Nelle numerose occasioni in cui gli insegnanti si trovano riuniti non si parla quasi mai (ci credano i lettori che, esterni al mondo della scuola, immaginano il contrario, e sappiano invece che riguardo a molte realtà bisogna persino togliere il «quasi») di contenuti culturali, non si ascoltano scambi di informazioni e di riflessioni su lettura fatte, non ci sono approfondimenti sulle problematiche relazionali dell’insegnamento, non si discute la ragione ed il significato per cui gli studenti sono chiamati ad apprendere certi contenuti invece di altri. Quasi tutto quello di cui per lo più parlano gli insegnanti a scuola è di una sconfortante miseria spirituale ed umana: corsi di recupero che tutti sanno essere inutili, elezioni e relazioni delle vacue funzioni strumentali, distribuzione rissosa degli spiccioli spendibili a vantaggio degli insegnanti da parte degli istituti scolastici, questioni di orario, contrasti tanto più aspri quanto più le materie del contendere sono del tutto irrilevanti salvo che per la psicologia dei contendenti. L’inutilità di ciò che fanno gli insegnanti nelle loro riunioni è stancante, ma siccome essi non sono consapevoli di ciò che ingenera loro stanchezza, la scaricano nel chiacchiericcio tra loro, comportandosi come una di quelle classi di allievi demotivati ed inquieti che nella loro veste docente li esaspera.

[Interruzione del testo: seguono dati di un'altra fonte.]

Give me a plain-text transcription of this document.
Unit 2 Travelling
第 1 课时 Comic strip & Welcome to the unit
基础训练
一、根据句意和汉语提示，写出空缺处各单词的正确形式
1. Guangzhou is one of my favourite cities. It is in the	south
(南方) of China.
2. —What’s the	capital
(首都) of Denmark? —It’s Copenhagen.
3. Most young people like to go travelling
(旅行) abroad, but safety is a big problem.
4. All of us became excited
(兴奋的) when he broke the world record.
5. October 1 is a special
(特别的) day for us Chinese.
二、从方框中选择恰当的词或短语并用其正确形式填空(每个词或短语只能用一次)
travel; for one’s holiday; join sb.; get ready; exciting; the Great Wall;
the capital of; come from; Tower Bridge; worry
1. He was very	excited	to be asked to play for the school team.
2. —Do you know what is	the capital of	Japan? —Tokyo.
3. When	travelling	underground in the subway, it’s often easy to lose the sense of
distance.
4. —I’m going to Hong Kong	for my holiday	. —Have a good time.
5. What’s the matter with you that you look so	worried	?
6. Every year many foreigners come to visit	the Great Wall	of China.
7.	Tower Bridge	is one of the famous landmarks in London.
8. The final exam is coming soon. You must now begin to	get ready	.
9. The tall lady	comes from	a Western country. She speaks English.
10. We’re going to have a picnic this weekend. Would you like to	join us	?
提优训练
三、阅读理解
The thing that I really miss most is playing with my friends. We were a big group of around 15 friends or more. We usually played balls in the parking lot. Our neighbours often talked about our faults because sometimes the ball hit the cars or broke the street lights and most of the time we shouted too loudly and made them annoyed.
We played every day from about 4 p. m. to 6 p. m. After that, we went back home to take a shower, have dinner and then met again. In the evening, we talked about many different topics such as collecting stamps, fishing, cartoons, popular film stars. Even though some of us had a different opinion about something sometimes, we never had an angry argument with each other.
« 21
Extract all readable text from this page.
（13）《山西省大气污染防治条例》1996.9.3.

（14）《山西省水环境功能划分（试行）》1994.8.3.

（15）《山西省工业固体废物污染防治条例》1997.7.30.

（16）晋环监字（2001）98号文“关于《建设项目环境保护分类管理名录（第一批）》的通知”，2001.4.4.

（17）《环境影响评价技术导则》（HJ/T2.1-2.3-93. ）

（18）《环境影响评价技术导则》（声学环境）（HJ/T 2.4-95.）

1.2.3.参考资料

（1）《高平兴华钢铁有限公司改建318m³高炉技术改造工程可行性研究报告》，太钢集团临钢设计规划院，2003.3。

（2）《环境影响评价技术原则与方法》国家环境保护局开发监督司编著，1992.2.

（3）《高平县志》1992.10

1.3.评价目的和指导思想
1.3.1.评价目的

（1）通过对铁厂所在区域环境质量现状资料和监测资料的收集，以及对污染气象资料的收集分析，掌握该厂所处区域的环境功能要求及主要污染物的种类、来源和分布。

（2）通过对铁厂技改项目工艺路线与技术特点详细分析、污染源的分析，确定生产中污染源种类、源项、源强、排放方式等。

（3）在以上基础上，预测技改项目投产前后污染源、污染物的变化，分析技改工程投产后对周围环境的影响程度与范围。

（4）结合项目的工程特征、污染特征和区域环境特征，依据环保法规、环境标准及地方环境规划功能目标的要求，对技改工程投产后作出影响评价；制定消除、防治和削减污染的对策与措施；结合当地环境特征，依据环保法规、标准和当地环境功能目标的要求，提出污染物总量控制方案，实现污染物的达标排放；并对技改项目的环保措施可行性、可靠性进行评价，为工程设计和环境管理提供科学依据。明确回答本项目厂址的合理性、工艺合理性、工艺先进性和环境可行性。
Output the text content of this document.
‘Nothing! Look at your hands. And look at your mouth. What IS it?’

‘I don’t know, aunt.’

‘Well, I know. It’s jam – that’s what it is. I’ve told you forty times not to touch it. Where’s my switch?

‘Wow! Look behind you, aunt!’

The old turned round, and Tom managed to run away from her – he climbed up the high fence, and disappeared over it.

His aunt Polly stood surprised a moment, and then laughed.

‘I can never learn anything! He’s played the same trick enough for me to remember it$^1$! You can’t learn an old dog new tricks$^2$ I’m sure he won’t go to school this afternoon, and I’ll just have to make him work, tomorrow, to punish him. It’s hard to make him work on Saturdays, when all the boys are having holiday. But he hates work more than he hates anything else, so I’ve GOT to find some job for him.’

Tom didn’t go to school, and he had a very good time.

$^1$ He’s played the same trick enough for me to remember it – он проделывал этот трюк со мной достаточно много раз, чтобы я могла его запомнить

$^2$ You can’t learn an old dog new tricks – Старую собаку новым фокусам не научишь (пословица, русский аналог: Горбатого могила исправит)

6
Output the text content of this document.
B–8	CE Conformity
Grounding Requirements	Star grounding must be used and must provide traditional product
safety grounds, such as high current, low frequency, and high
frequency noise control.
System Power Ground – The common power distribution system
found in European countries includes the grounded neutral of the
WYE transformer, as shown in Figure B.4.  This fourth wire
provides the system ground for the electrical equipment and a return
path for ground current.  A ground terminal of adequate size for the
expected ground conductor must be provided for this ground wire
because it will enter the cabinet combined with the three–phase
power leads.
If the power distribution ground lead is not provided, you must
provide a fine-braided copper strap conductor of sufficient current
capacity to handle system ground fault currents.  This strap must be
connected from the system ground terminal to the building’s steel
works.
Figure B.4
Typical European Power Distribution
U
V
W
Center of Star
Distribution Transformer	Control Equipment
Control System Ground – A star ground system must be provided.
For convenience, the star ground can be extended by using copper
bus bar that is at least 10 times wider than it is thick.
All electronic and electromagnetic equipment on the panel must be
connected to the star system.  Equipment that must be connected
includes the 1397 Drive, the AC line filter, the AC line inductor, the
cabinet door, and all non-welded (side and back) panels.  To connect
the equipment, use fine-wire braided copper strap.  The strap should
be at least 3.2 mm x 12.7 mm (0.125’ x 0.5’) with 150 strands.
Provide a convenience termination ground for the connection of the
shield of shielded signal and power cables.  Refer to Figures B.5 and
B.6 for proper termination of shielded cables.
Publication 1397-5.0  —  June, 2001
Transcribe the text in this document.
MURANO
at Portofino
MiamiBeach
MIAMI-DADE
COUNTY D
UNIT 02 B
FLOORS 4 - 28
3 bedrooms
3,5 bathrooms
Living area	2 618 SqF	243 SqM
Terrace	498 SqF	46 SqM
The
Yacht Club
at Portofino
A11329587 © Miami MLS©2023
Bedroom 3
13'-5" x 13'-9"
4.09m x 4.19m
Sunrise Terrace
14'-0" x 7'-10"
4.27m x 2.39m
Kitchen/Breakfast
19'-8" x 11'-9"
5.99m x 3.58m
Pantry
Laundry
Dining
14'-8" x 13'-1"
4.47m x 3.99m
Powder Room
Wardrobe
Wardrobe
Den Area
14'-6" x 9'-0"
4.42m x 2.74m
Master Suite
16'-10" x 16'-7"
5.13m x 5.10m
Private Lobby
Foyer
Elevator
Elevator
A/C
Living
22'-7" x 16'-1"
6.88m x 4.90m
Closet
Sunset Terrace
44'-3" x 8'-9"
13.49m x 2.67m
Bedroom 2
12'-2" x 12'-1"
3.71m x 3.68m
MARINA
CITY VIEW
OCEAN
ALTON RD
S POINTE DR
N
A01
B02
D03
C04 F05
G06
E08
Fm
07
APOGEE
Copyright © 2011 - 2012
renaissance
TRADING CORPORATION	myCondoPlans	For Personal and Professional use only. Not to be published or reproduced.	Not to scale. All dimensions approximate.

Questo degrado del corpo docente delle scuole non può ovviamente essere interpretato come somma di deviazioni individuali, essendo un fatto collettivo ed istituzionale, e non può quindi non ricondurci alle forze storiche che hanno prodotto la devastazione della scuola italiana. Proviamo quindi a passare dal piano della fenomenologia della morte della scuola al piano della sua eziologia storica.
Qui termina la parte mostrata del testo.